Professor Bocanegra said most anti-violence organizations have no plan or procedure in place to support employees after the murder of someone they work with, even if it is a sad fate. She said it is a symbol of how few organizations think about the welfare of their workers.
“If you know you’re working with people trying to kill each other, you know death will happen, you know shootings will happen,” Bocanegra said. “And that it will impact your staff at a very basic level. I think you can plan for this rather than react to it.
Bocanegra said it depends on the organizations doing this work — but also the government agencies and large nonprofits funding it.
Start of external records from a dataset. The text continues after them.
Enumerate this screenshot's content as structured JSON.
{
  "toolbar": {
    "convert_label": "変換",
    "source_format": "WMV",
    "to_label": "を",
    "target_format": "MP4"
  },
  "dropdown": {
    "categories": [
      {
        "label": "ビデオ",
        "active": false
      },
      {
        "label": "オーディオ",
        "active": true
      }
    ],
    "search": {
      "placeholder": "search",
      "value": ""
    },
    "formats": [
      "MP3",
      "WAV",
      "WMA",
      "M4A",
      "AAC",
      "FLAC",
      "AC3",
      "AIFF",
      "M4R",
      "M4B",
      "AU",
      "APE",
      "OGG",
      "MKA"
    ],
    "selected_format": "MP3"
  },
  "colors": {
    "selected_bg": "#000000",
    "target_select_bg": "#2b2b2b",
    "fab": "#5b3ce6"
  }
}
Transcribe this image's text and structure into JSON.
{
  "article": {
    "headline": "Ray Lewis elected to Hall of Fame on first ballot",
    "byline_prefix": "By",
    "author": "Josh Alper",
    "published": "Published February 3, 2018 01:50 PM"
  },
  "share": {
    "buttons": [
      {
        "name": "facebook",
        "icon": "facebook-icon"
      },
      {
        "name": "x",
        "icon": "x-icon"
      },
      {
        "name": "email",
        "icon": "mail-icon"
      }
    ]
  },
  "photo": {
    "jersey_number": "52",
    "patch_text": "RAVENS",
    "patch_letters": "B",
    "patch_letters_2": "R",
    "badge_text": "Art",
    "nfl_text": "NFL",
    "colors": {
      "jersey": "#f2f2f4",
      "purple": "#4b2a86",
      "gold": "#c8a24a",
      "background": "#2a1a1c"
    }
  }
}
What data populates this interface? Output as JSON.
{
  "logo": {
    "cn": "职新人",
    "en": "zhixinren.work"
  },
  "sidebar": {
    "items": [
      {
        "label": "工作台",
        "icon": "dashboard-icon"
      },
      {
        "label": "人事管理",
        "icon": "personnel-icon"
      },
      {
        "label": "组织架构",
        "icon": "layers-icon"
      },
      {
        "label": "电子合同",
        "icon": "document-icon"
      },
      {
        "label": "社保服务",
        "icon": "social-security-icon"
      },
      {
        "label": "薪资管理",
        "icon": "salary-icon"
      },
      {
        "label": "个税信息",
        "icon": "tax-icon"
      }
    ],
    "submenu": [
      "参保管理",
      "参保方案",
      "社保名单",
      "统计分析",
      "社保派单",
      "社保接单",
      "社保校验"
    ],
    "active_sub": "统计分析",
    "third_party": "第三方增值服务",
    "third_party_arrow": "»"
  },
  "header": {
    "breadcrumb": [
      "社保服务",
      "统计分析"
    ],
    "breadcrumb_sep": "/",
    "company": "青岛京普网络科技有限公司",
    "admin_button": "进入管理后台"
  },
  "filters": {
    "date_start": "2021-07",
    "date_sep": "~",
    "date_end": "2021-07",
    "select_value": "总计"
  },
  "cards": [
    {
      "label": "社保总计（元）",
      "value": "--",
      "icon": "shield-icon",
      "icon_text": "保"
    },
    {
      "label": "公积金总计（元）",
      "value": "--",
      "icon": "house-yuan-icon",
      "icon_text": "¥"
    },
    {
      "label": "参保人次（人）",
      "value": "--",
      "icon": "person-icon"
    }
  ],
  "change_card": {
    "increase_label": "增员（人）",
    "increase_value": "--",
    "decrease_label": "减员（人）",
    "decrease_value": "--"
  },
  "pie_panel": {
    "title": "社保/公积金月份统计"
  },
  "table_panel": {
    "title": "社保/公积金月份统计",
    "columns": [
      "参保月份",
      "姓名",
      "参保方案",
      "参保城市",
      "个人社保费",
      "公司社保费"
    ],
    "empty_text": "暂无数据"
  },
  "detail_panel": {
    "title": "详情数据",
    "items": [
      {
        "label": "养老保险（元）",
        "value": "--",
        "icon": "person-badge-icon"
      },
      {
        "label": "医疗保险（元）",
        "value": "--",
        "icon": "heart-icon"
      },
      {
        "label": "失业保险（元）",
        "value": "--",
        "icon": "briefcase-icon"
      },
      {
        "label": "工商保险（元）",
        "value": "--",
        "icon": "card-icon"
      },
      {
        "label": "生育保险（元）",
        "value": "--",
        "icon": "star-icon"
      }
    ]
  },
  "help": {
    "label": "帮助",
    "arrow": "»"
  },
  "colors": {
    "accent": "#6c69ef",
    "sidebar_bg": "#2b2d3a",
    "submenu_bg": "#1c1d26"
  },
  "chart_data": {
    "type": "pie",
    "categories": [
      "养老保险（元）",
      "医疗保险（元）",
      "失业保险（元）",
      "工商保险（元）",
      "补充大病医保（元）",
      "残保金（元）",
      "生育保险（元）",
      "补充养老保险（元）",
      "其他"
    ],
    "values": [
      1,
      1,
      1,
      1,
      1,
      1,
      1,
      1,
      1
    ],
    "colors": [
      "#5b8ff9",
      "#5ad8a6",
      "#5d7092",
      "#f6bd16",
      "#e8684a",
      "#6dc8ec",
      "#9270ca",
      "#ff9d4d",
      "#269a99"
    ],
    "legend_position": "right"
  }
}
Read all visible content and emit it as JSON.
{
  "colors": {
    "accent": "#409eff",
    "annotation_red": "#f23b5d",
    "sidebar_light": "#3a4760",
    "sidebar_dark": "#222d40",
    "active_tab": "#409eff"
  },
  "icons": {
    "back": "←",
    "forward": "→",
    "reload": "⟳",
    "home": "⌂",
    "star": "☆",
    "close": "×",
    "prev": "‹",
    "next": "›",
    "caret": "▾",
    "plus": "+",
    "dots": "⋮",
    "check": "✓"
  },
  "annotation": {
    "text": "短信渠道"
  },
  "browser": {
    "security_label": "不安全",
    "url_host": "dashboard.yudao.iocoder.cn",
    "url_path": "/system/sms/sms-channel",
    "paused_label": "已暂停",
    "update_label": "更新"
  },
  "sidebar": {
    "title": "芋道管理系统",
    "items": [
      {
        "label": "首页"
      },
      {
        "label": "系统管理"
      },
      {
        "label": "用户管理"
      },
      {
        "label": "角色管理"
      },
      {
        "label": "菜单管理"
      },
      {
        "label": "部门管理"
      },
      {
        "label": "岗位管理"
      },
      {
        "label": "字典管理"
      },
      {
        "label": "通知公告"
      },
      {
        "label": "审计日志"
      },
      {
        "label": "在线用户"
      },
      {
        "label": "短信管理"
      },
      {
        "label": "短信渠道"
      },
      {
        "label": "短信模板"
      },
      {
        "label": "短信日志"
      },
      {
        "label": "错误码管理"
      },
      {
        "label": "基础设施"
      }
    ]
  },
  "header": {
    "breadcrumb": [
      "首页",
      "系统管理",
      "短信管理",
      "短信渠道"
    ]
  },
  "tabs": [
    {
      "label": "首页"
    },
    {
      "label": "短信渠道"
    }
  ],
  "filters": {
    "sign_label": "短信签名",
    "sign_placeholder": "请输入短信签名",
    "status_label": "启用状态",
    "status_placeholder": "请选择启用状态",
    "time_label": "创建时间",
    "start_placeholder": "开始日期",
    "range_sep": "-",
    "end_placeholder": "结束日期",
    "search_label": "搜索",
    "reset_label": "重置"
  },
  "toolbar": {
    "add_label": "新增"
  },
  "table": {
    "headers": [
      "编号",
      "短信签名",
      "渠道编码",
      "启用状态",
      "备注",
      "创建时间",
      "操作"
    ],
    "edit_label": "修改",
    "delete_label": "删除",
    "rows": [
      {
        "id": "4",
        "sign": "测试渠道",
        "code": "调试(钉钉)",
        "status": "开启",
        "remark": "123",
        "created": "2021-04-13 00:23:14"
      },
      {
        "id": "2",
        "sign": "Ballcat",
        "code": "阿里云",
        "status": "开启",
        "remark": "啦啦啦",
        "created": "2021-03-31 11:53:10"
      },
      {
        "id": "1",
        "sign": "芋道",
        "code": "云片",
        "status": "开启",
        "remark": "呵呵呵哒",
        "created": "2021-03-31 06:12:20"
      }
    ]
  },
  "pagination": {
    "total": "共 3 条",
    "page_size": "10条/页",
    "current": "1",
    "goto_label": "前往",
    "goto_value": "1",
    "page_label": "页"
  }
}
As the city and the country turn more to street outreach to try to prevent shootings, those in control of the money need to make sure they’re not demanding unrealistic results, Bocanegra said. They need to make sure there is money in budgets for therapists for workers, workloads that allow real time for healing, and pay rates that give workers financial security.
Bocanegra said frontline anti-violence workers are “stopping the bullets with their bare hands” and need a lot of support to do so.